Establishment of Drosophila intestinal cell lines as tools for multiomic screening and deciphering intestinal biology

Abstract

The Drosophila intestine is a powerful model for stem cell dynamics and epithelial biology, yet no intestinal derived cell lines have been available until now. Here, we describe the establishment of Drosophila intestinal cell lines. The cell lines were derived from the embryonic intestine through specific Ras^V12 expression and show continuous proliferation and the ability to be frozen and re-thawed. Each derived cell line exhibited morphological and cellular heterogeneity. Single-cell RNA sequencing confirmed their intestinal origin and cell populations with unique enriched signaling pathways. In addition, L15, one of the three lines, formed 3D spheroids that displayed epithelial polarity. Together, these lines provide an additional resource for studying intestinal development, epithelial organization, and pest management.

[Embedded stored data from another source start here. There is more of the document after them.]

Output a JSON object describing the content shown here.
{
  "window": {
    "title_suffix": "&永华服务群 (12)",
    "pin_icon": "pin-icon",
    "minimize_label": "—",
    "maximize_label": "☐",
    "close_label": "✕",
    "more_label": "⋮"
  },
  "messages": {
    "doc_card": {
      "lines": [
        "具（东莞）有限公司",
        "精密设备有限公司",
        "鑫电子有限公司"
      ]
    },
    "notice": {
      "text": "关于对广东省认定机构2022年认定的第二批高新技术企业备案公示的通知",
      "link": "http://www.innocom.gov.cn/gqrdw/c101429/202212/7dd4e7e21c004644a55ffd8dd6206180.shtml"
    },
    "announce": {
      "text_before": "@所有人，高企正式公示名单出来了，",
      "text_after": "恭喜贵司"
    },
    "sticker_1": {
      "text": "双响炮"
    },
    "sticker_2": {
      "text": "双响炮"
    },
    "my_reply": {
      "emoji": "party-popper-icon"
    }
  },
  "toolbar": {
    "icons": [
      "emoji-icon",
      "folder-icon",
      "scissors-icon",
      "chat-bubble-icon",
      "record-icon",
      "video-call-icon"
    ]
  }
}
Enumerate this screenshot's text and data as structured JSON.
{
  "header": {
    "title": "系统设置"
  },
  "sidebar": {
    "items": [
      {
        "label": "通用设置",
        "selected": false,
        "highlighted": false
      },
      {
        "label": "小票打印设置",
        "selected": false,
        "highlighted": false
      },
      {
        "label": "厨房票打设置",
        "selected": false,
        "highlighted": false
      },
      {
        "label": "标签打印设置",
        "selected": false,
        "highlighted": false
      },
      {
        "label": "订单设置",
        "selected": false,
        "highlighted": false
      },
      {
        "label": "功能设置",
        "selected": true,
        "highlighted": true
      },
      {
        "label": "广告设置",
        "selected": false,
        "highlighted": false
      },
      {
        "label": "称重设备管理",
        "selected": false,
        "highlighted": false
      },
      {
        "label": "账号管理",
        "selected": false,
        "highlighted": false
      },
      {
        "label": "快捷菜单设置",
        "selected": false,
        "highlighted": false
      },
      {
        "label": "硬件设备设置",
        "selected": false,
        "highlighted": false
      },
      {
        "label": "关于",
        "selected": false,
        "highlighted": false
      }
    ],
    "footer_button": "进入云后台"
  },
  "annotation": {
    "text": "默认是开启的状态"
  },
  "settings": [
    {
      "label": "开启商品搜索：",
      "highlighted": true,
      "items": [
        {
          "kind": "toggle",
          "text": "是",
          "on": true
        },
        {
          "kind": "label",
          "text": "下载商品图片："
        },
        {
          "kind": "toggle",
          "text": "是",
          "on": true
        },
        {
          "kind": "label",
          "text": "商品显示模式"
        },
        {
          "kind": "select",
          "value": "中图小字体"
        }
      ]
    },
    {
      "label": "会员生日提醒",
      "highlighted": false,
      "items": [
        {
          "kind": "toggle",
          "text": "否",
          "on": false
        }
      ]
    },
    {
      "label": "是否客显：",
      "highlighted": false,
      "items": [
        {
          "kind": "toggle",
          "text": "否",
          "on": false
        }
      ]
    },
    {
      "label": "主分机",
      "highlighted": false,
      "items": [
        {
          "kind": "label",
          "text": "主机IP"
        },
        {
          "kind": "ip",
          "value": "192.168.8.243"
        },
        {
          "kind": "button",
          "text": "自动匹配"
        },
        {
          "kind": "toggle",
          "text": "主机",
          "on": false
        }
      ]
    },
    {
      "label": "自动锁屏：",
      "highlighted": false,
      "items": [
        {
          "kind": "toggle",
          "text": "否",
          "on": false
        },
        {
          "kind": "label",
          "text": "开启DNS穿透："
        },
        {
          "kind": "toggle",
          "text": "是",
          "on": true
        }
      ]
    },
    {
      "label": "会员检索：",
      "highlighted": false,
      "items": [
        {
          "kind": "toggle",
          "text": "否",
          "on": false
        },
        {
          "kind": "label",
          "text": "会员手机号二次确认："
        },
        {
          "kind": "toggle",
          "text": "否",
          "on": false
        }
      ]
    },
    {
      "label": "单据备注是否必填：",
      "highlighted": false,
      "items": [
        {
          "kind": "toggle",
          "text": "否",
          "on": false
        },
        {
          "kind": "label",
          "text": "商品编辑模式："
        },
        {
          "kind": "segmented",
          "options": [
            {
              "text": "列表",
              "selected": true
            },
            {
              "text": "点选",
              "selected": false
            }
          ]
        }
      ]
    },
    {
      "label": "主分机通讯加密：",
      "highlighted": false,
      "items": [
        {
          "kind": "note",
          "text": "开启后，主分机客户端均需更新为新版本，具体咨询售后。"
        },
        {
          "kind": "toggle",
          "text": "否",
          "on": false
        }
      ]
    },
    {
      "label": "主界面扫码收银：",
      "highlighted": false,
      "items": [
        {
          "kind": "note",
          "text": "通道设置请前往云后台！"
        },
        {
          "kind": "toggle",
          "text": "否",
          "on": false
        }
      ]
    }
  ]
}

Keywords: Drosophila; Cell line; Intestine; Spheroids; Transcriptomics.

Fig. 1

CG10116-GAL4 drives intestinal-specific GFP expression in embryos and adults. Micrographs of Stage 13 to Stage 17 wildtype (A) or Ras^V12 expressing (B) embryos. To the left of each panel are merged images with DAPI and GFP (yellow) and the images to the right are GFP channel only. Micrographs of the GFP channel highlighting intestinal morphology of the embryos expressing Ras^V12 in the intestinal cells are displayed to the right. GFP expression driven by CG10116-GAL4 was also characterized in either control (C) or Ras^V12 (D) adult male guts. The respective brightfield (C’,D’) and GFP channel (C’’, D’’) are also shown. Scale bars = 100 μm.

Fig. 2

Strategy to create and morphology of embryonic intestine derived cell lines. (A)The schematic for the genetic cross to generate embryos carrying the CG10116-GAL4 driver together with UAS-6XGFP, constitutively active Ras85D (UAS-Ras^V12) and a copy of an attP insertion site on the third chromosome. (B) Established cell lines were cryopreserved, analyzed and also subjected to single-cell transcriptomic analysis. (C-C’) Micrographs of L10 at passage 4 and passage 8, respectively. (D-D’) Micrographs of L15 at passage 15 and passage 17, respectively. (E-E’) Micrographs of L18 at passage 14 and passage 19, respectively. Scale bar = 100 μm. Red arrowheads indicate cell aggregates. Green arrowheads indicate epithelial-like cells. Blue arrowheads indicate round cells. Yellow arrowheads indicate spindle-shaped cells.

Fig. 3

UMAP of the intestinal-derived Drosophila cell lines for L10, L15 and L18 samples by single-cell transcriptomics. (A) Uniform Manifold Approximation and Projection (UMAP) of the 18 clusters identified from 15,076 L10 cells at passage 5. (B) UMAP of the 9 clusters identified from 16,472 L15 cells at passage 18. (C) UMAP of the 12 clusters identified from 17,695 L18 cells at passage 16.

Fig. 4

Gene Expression Analysis in L15. Gene expression feature plots for L15 single-cell transcriptome analysis representing the expression of the following genes (A) GFP, (B) delta, (C) E(spl)m3-HLH, (D) kayak, (E) shotgun, and (F) twist. The relative expression level of each gene was indicated by red color, displayed as a natural logarithmic scale. (G) A table of gene expression plots compiled for L15 clusters. Cluster numbers are on the x-axis, and the gene names are on the y-axis. 2-color scale displays the gene’s median-normalized average (MNA) in each cluster. (H) Gene Set Enrichment Analysis (GSEA) Heatmap for signaling pathways enriched in L15 clusters. Cluster numbers are on the x-axis, and the identity of various signaling pathways are on the y-axis. (I) Gene Set Enrichment Analysis (GSEA) Heatmap for Biological Process Gene Ontology (GO) terms enriched in L15 clusters. Cluster numbers are on the x-axis, and the identity of various Biological Process GO terms are on the y-axis. The enrichment significance for both were displayed as negative log10 p-value scales.

Fig. 5

Cell adhesion molecules are expressed differentially within L15 three dimensional spheroids. 7-day hanging-drop culture derived L15 spheroids were fixed, immunostained and imaged. Either the surface (A-D, E-F) or deeper (A’-D’, E’-H)’ sections are shown for each spheroid. Immunostainings were performed for either Armadillo (Arm, C, C’) or DE-Cadherin (DCAD, G, G’). The speroids were also imaged for DAPI (A, A’, E, E’) and GFP (B, B’, F, F’). Merged images of either GFP and Arm (D, D’) or GFP and DCAD (H, H’) are also shown. Scale bar = 100 μm.